Monday, January 08, 2007

ULFA violence continues unabated, toll rises to 68

TOI, January 8

GUWAHATI: Violence by the ULFA in Assam continued unabated on as the banned group gunned down two migrant workers, taking the toll in attacks on non-Assamese people to 68, and carried out two bomb blasts even as additional army and paramilitary forces were deployed for counter-insurgency operations.

After targeting Hindi-speaking people in Dibrugarh, Tinsukia and Sibsagar since Friday, heavily armed ULFA cadres raided a village in Golaghat district -- hitherto not affected by the violence -- and killed two labourers and injured another person. At least seven persons, including two CRPF personnel, were injured when two bombs concealed by the ULFA in bicycles exploded near an army cantonment at Satgaon, police said.

The Centre rushed 2,000 additional paramilitary personnel to Assam and the army intensified operations against the ULFA by deploying over 10,000 troops in upper Assam, where most of the attacks were carried out.

State government spokesman and Minister Himanta Biswas Sarma said district administrations had been asked to provide security to migrant labourers, who would be taken to a designated place after the day's work. The Assam government also took measures to ensure that events did not take a communal turn, especially in the wake of a SMS campaign carried out in Tinsukia by "vested interests".

Panic-stricken migrants headed for railway stations in Dibrugarh, Tinsukia and Sibsagar to return to their home states though the administration denied there was an exodus.

The fleeing migrants, mostly women, children and old men who sold milk or worked as daily wage labourers, told reporters they were waiting to board the next available train for Bihar.
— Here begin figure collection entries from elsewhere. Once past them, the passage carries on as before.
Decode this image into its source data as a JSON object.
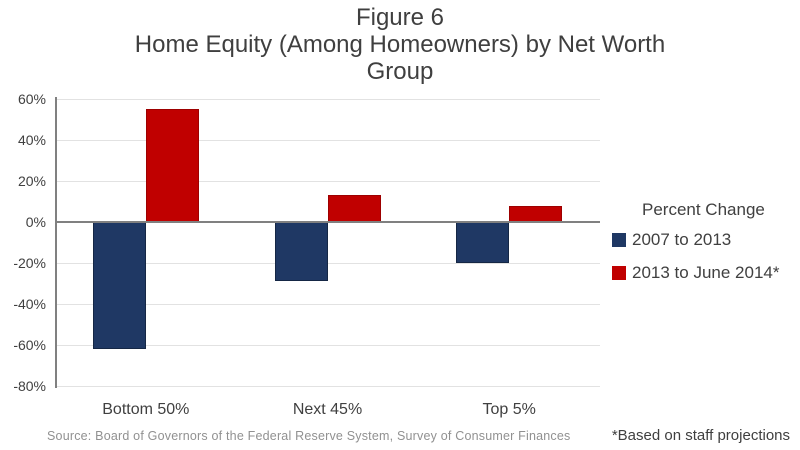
{
  "title": {
    "line1": "Figure 6",
    "line2": "Home Equity (Among Homeowners) by Net Worth",
    "line3": "Group"
  },
  "chart_data": {
    "type": "bar",
    "categories": [
      "Bottom 50%",
      "Next 45%",
      "Top 5%"
    ],
    "series": [
      {
        "name": "2007 to 2013",
        "color": "#1F3864",
        "values": [
          -62,
          -29,
          -20
        ]
      },
      {
        "name": "2013 to June 2014*",
        "color": "#C00000",
        "values": [
          55,
          13,
          8
        ]
      }
    ],
    "title": "Figure 6 Home Equity (Among Homeowners) by Net Worth Group",
    "xlabel": "",
    "ylabel": "",
    "ylim": [
      -80,
      60
    ],
    "ytick_step": 20,
    "ytick_labels": [
      "60%",
      "40%",
      "20%",
      "0%",
      "-20%",
      "-40%",
      "-60%",
      "-80%"
    ],
    "grid": true,
    "legend_title": "Percent Change",
    "legend_position": "right"
  },
  "legend": {
    "title": "Percent Change",
    "items": [
      {
        "label": "2007 to 2013",
        "color": "#1F3864"
      },
      {
        "label": "2013 to June 2014*",
        "color": "#C00000"
      }
    ]
  },
  "footer": {
    "source": "Source: Board of Governors of the Federal Reserve System, Survey of Consumer Finances",
    "footnote": "*Based on staff projections"
  },
  "colors": {
    "series_navy": "#1F3864",
    "series_red": "#C00000",
    "axis_line": "#808080",
    "gridline": "#E2E2E2",
    "title_text": "#3F3F3F",
    "label_text": "#404040",
    "source_text": "#919191"
  }
}
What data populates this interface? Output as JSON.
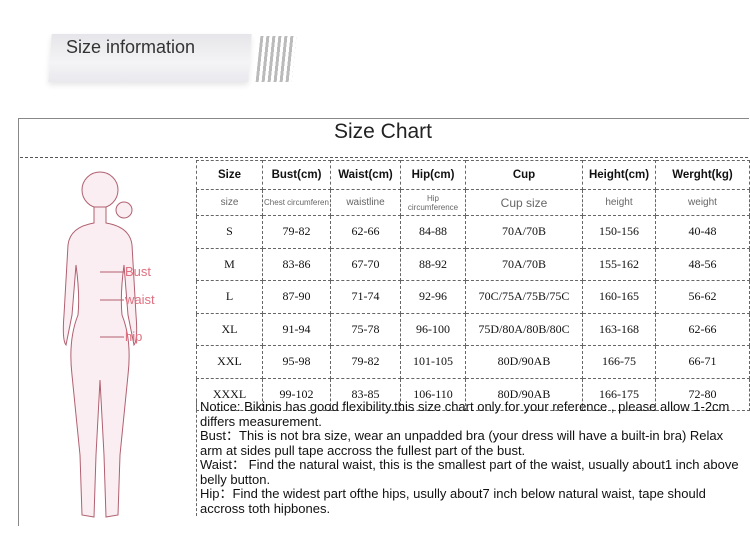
{
  "banner": "Size information",
  "title": "Size Chart",
  "figure": {
    "labels": [
      "Bust",
      "waist",
      "hip"
    ],
    "accent": "#e07080"
  },
  "table": {
    "headers": [
      "Size",
      "Bust(cm)",
      "Waist(cm)",
      "Hip(cm)",
      "Cup",
      "Height(cm)",
      "Werght(kg)"
    ],
    "subheaders": [
      "size",
      "Chest circumferen",
      "waistline",
      "Hip circumference",
      "Cup size",
      "height",
      "weight"
    ],
    "rows": [
      [
        "S",
        "79-82",
        "62-66",
        "84-88",
        "70A/70B",
        "150-156",
        "40-48"
      ],
      [
        "M",
        "83-86",
        "67-70",
        "88-92",
        "70A/70B",
        "155-162",
        "48-56"
      ],
      [
        "L",
        "87-90",
        "71-74",
        "92-96",
        "70C/75A/75B/75C",
        "160-165",
        "56-62"
      ],
      [
        "XL",
        "91-94",
        "75-78",
        "96-100",
        "75D/80A/80B/80C",
        "163-168",
        "62-66"
      ],
      [
        "XXL",
        "95-98",
        "79-82",
        "101-105",
        "80D/90AB",
        "166-75",
        "66-71"
      ],
      [
        "XXXL",
        "99-102",
        "83-85",
        "106-110",
        "80D/90AB",
        "166-175",
        "72-80"
      ]
    ]
  },
  "notes": [
    "Notice: Bikinis has good flexibility.this size chart only for your reference , please allow 1-2cm differs measurement.",
    "Bust：This is not bra size, wear an unpadded bra (your dress will have a built-in bra) Relax arm at sides pull tape accross the fullest part of the bust.",
    "Waist： Find the natural waist, this is the smallest part of the waist, usually about1 inch above belly button.",
    "Hip：Find the widest part ofthe hips, usully about7 inch below natural waist, tape should accross toth hipbones."
  ]
}
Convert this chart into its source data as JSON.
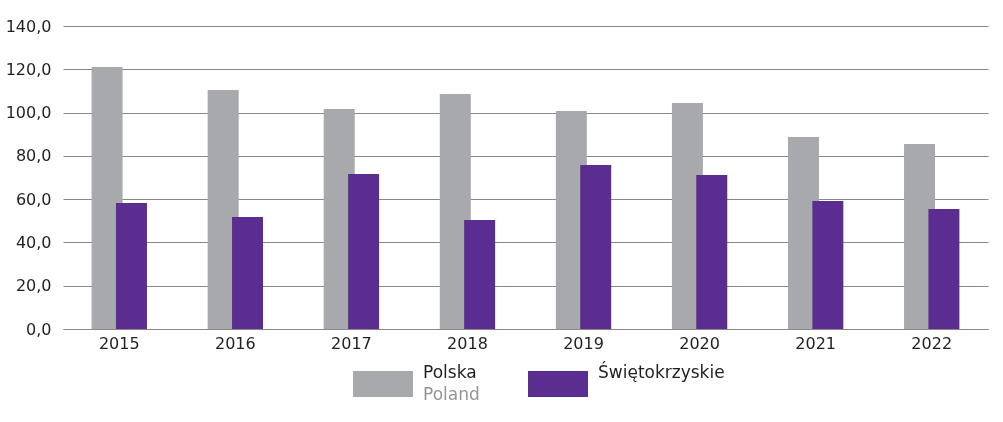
{
  "chart_data": {
    "type": "bar",
    "categories": [
      "2015",
      "2016",
      "2017",
      "2018",
      "2019",
      "2020",
      "2021",
      "2022"
    ],
    "series": [
      {
        "name": "Polska\nPoland",
        "color": "#a7a9ac",
        "values": [
          121.1,
          110.4,
          101.7,
          108.6,
          100.7,
          104.4,
          88.7,
          85.5
        ]
      },
      {
        "name": "Świętokrzyskie",
        "color": "#5b2d90",
        "values": [
          58.2,
          51.8,
          71.6,
          50.4,
          75.8,
          71.2,
          59.1,
          55.5
        ]
      }
    ],
    "ylim": [
      0,
      140
    ],
    "yticks": [
      {
        "value": 0,
        "label": "0,0"
      },
      {
        "value": 20,
        "label": "20,0"
      },
      {
        "value": 40,
        "label": "40,0"
      },
      {
        "value": 60,
        "label": "60,0"
      },
      {
        "value": 80,
        "label": "80,0"
      },
      {
        "value": 100,
        "label": "100,0"
      },
      {
        "value": 120,
        "label": "120,0"
      },
      {
        "value": 140,
        "label": "140,0"
      }
    ],
    "grid": "y",
    "legend": "bottom"
  }
}
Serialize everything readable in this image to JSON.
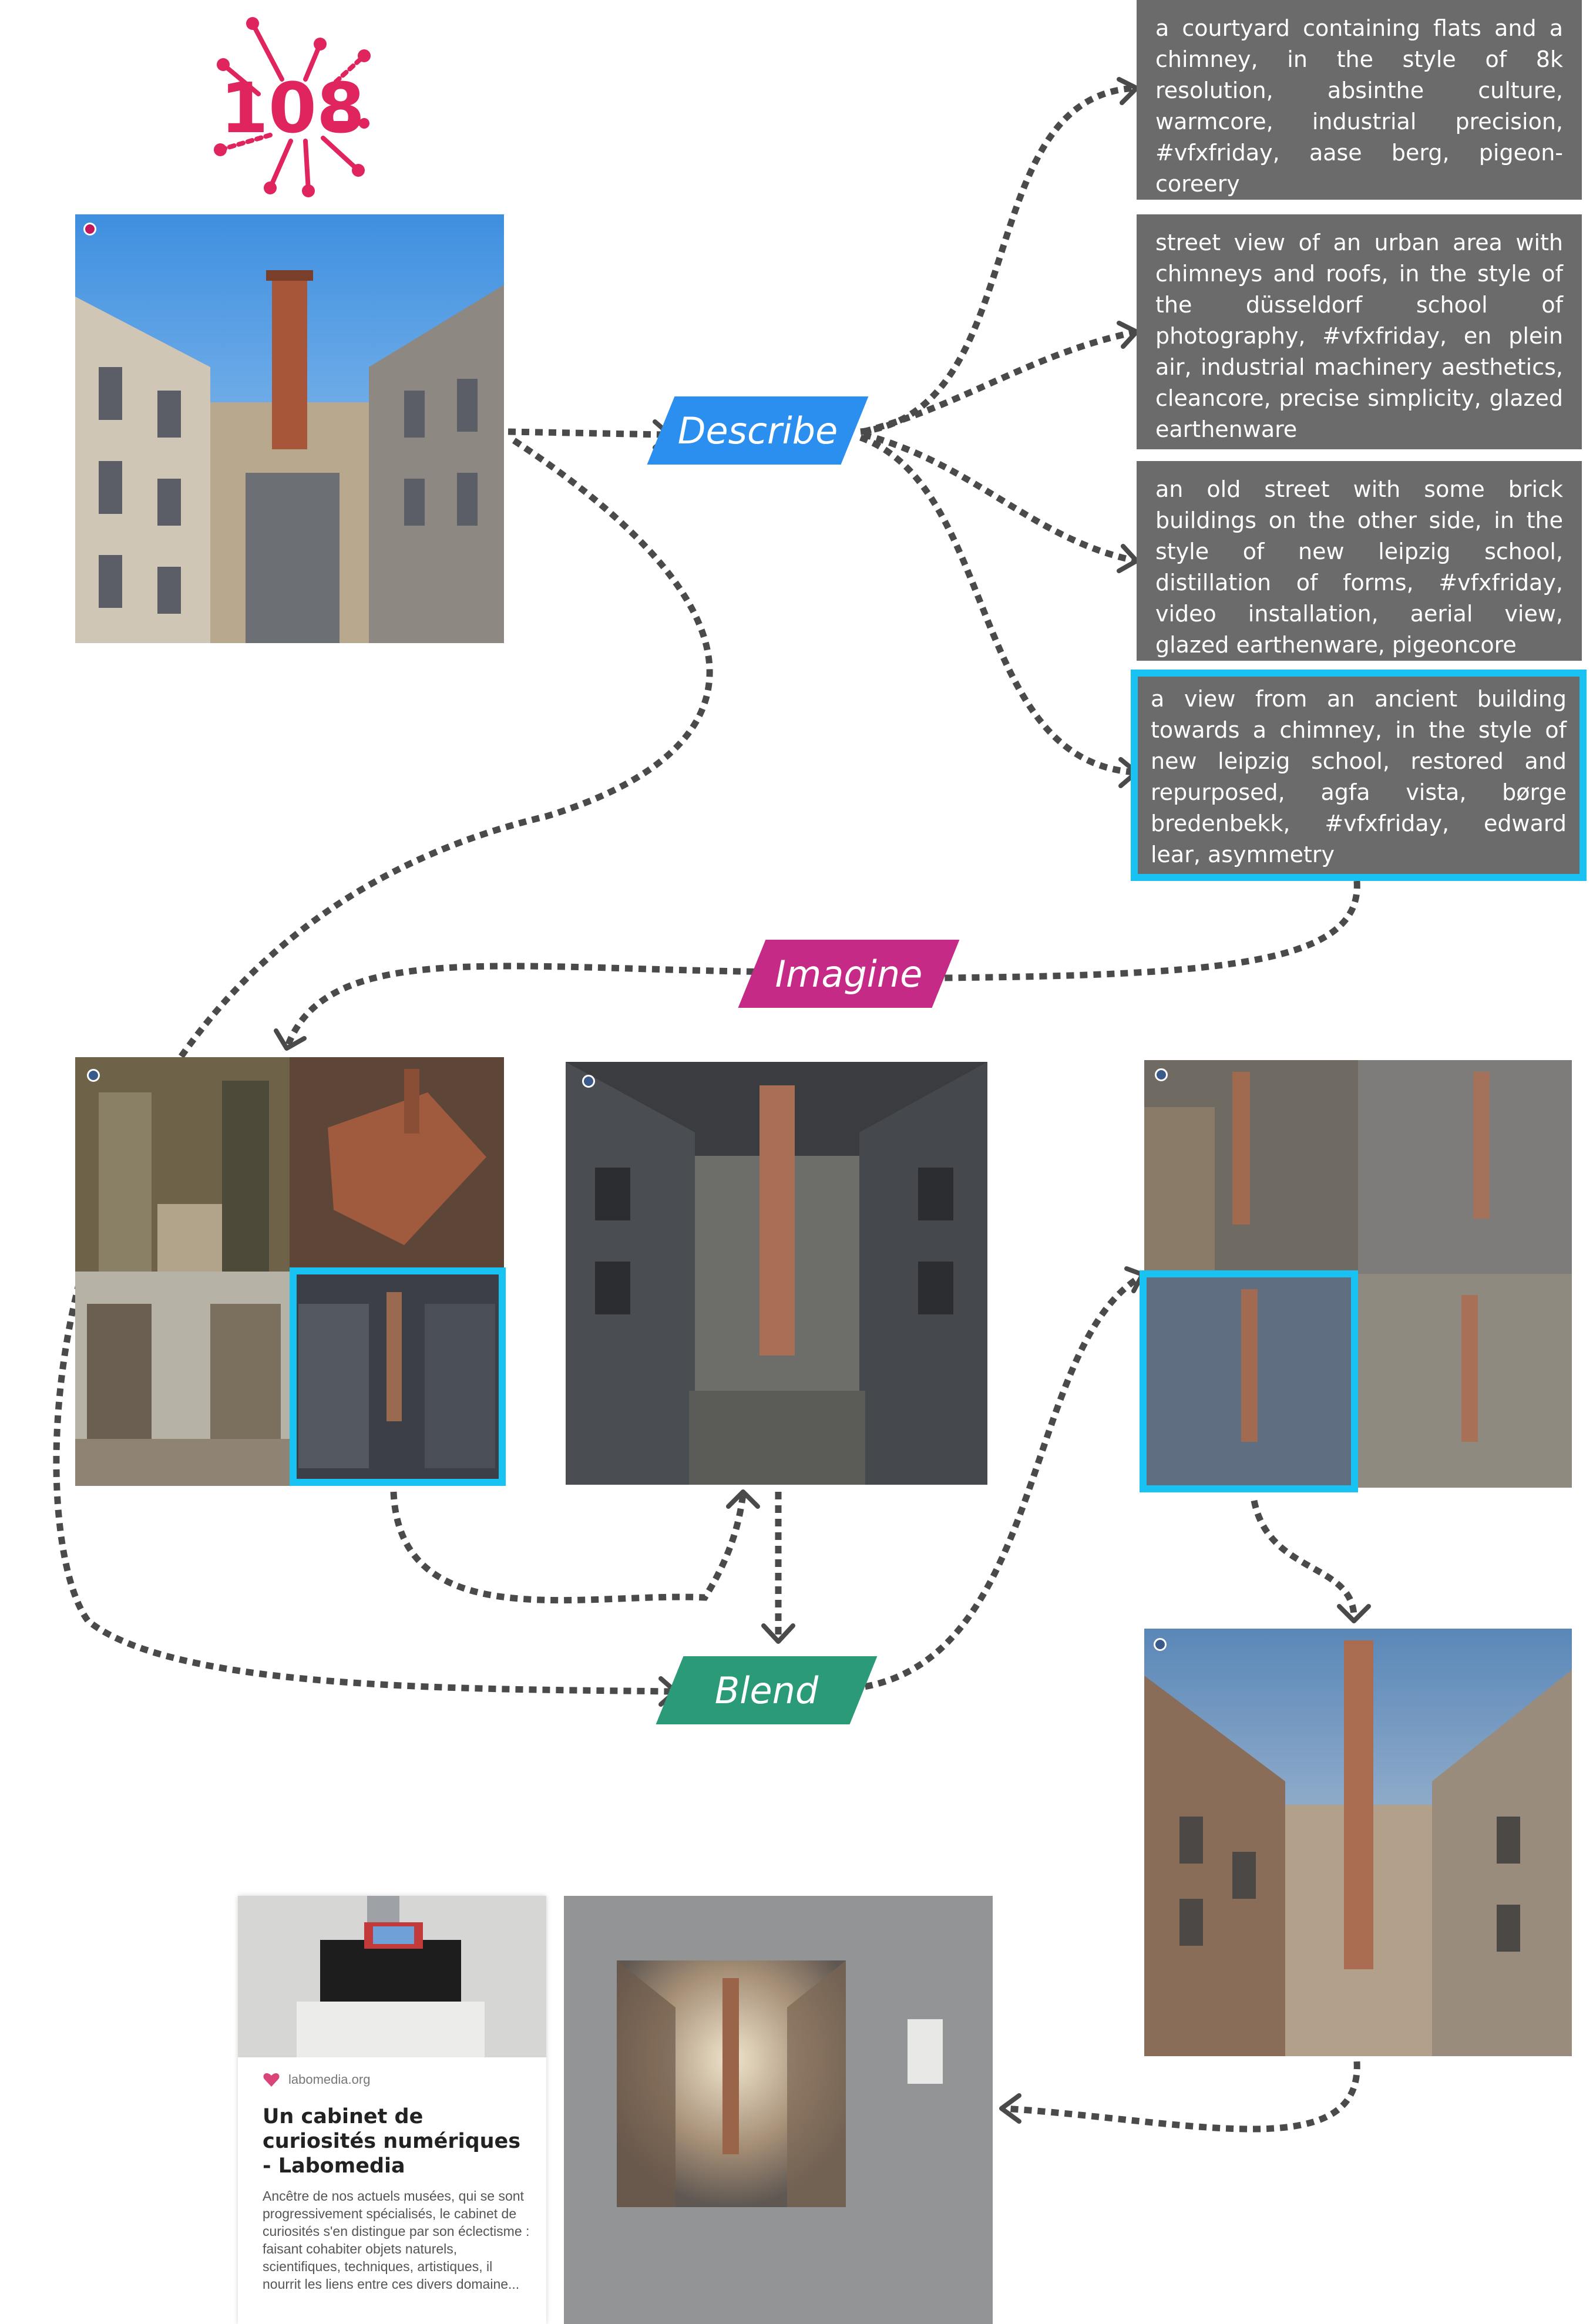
{
  "logo": {
    "text": "108"
  },
  "steps": {
    "describe": "Describe",
    "imagine": "Imagine",
    "blend": "Blend"
  },
  "prompts": [
    "a courtyard containing flats and a chimney, in the style of 8k resolution, absinthe culture, warmcore, industrial precision, #vfxfriday, aase berg, pigeon-coreery",
    "street view of an urban area with chimneys and roofs, in the style of the düsseldorf school of photography, #vfxfriday, en plein air, industrial machinery aesthetics, cleancore, precise simplicity, glazed earthenware",
    "an old street with some brick buildings on the other side, in the style of new leipzig school, distillation of forms, #vfxfriday, video installation, aerial view, glazed earthenware, pigeoncore",
    "a view from an ancient building towards a chimney, in the style of new leipzig school, restored and repurposed, agfa vista, børge bredenbekk, #vfxfriday, edward lear, asymmetry"
  ],
  "selected_prompt_index": 3,
  "card": {
    "site": "labomedia.org",
    "title": "Un cabinet de curiosités numériques - Labomedia",
    "description": "Ancêtre de nos actuels musées, qui se sont progressivement spécialisés, le cabinet de curiosités s'en distingue par son éclectisme : faisant cohabiter objets naturels, scientifiques, techniques, artistiques, il nourrit les liens entre ces divers domaine..."
  },
  "colors": {
    "describe": "#2b8ff0",
    "imagine": "#c52a86",
    "blend": "#2a9a78",
    "selection": "#18c2f2",
    "prompt_bg": "#6b6b6b",
    "arrow": "#4a4a4a",
    "logo": "#e0245e"
  }
}
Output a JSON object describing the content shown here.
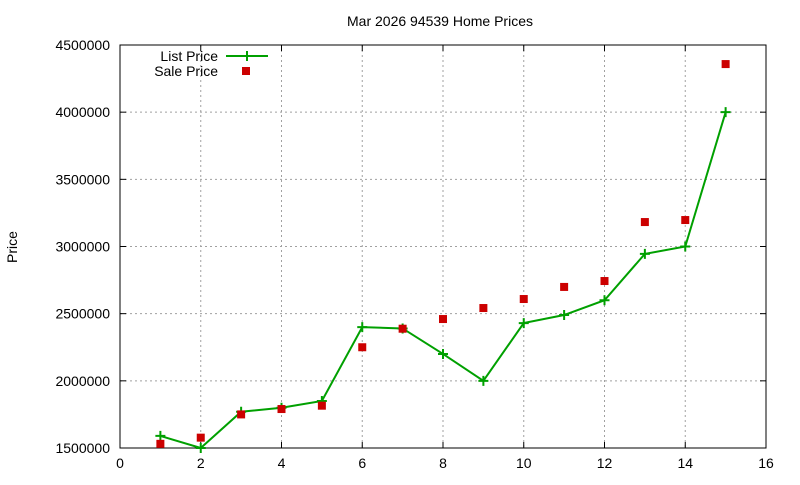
{
  "chart_data": {
    "type": "line",
    "title": "Mar 2026 94539 Home Prices",
    "xlabel": "",
    "ylabel": "Price",
    "xlim": [
      0,
      16
    ],
    "ylim": [
      1500000,
      4500000
    ],
    "xticks": [
      0,
      2,
      4,
      6,
      8,
      10,
      12,
      14,
      16
    ],
    "yticks": [
      1500000,
      2000000,
      2500000,
      3000000,
      3500000,
      4000000,
      4500000
    ],
    "grid": true,
    "legend_position": "top-left",
    "x": [
      1,
      2,
      3,
      4,
      5,
      6,
      7,
      8,
      9,
      10,
      11,
      12,
      13,
      14,
      15
    ],
    "series": [
      {
        "name": "List Price",
        "style": "linespoints",
        "color": "#00a000",
        "values": [
          1590000,
          1500000,
          1770000,
          1800000,
          1850000,
          2400000,
          2390000,
          2200000,
          2000000,
          2430000,
          2490000,
          2600000,
          2945000,
          3000000,
          4000000
        ]
      },
      {
        "name": "Sale Price",
        "style": "points",
        "color": "#cc0000",
        "values": [
          1531000,
          1577000,
          1750000,
          1790000,
          1815000,
          2250000,
          2388000,
          2460000,
          2542000,
          2609000,
          2699000,
          2743000,
          3182000,
          3197000,
          4358000
        ]
      }
    ]
  }
}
Earlier in the day, two brick kiln labourers succumbed to injuries sustained in an ULFA attack in the Assam Medical College Hospital in Dibrugarh. Curfew was clamped in Dibrugarh town from 1:40 pm to prevent migrant workers from taking out a procession with bodies of six persons killed in the district, officials said.

Curfew was also in force in Tinsukia subdivision and Tinsukia town of neighbouring Tinsukia district. Governor Lt Gen (retired) Ajai Singh accused ULFA's self-styled "commander-in-chief" Paresh Baruah of trying to engineer a "movement against non-Assamese people".

Chief Minister Tarun Gogoi said people should register their protest "against such madness and the message should go out loud and clear that violence is alien to our culture".

Railway Minister Lalu Prasad, who visited Dibrugarh and Tinsukia to meet victims of the violence, said the ULFA had resorted to violence to make its presence felt as it had become a "dead organisation". All precautionary measures had been taken to ensure that passengers in trains to and from Assam passing through Bihar did not face any retaliatory attacks, he said.

The influential All Assam Students Union and Purvottar Hindustani Sanmelan issued a joint call to people to maintain calm in the wake of the massacre of Hindi-speaking people and their exodus to other states.

Defence Minister A K Antony, who chaired a meeting of the three service chiefs and defence secretary to take stock of the situation in Assam, will travel to Tezpur on Tuesday with army chief Gen J J Singh.